In the Communion, we are companions, we are community, we are family; we are eating and drinking together, in remembrance of Jesus, as he instructed us to continue.
And, as with any family meal, it's sometimes chaotic, and full of earthly imperfections.
And I love that. I love what it represents, when we come to the table aware of our imperfections and aware that we are loved despite them. At the communion, all manner of people come: wearing designer clothes and ripped jeans; introverts and extroverts, young and not-so-young; with confidence or trepidation or awe. I've seen the 'oops' moments of dropped wafers and spilled wine and banged elbows. I've watched people focus on the reredos or the bread or on my eyes. I've shared the meal in cathedrals and homes and hospitals and on campsites; with 2 people and 4000 people.
(I'd say I've seen it all, but when it comes to the family meal, there's always room to be surprised!)
By earthly standards, I've seen chaos and confusion at the Lord's table, and I've seen everything go according to plan. And I know that it's all okay, as the spiritual nourishment matters more than anything our earthly bodies might do. Because in this family meal we meet Jesus; and it is perfect.
I love that we are all invited to participate in this meal, this foretaste of the heavenly banquet, where everyone belongs. Rachel Held Evans puts it this way: "The church is God saying 'I'm throwing a banquet, and all these mismatched, messed-up people are invited. Here, have some wine.'"[1]
I pray that we all hear God's invitation to come to the banquet: on days when we feel exuberant or exhausted, faithfully convicted or questioning, grieving or celebrating, inspired or apathetic. The table of grace is waiting for you: you who are made in God's image and have been adopted into God's family, you are welcome and wanted and part of the family. Come to the table: the family meal is ready.

[1] Rachel Held Evans, Searching for Sunday, p. 153

15 Jan 2017

A Loving Heart

Last week, I was at a hockey game with my family. It was a good game, good fun, an exciting NHL experience.

At one point my godson became visibly upset. When we asked, he explained that he was worried that the feelings of the losing team would be hurt, and that bothered him.

A 'proud Auntie' moment, to be sure!! His mom and I both melted.

That heart. That pure, compassionate, loving heart.
I thought: The world needs more of that.

As I continue to reflect, the more I am becoming convinced of this. The world DOES need more compassion; more people caring about the feelings of loved ones AND strangers; more people to ignore whatever the crowd suggests is appropriate, and instead focus on the opportunity to demonstrate love.

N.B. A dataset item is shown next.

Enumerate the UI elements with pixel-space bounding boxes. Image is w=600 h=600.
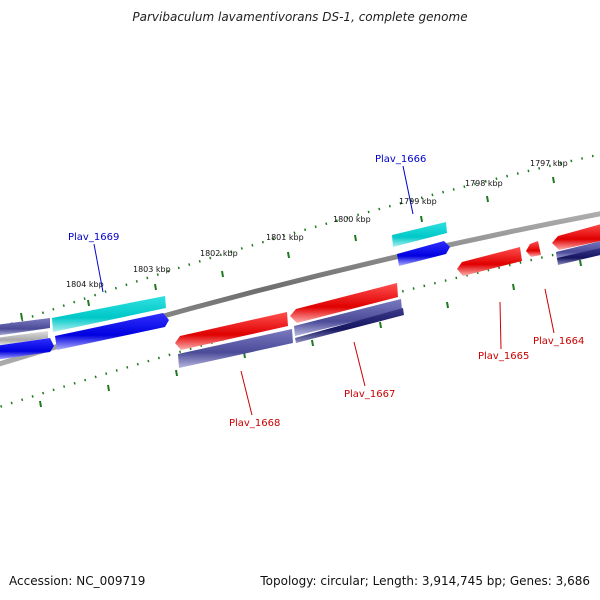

It's not always easy or popular, but it is always the right thing to do: to be kind and caring, and to genuinely wish the best for those around us.

What a wonderful reminder from this beautiful 7-year-old that love is not just a nicety to speak of, but a Christian duty to live. Because if we agree that the world needs more of this big-hearted behaviour, then we also accept that we are called to live out this big-hearted behaviour. It's not up to the nebulous "someone else" to provide; it's up to us to produce.

Whether 7 or 97, we are called to make the world a more loving place; Jesus's mandate doesn't have age restrictions. "I give you a new commandment, that you love one another. Just as I have loved you, you also should love one another. By this everyone will know that you are my disciples, if you have love for one another.’ (Jn 13.34-35)

And so I pray this week that I may carry the compassion that my godson carries in his heart, that I may show that compassion as a sign of my love for Jesus.
I pray we may all have the courage to embrace our shared duty and fulfill it to the very best of our ability - with everyone and everything God puts in our path.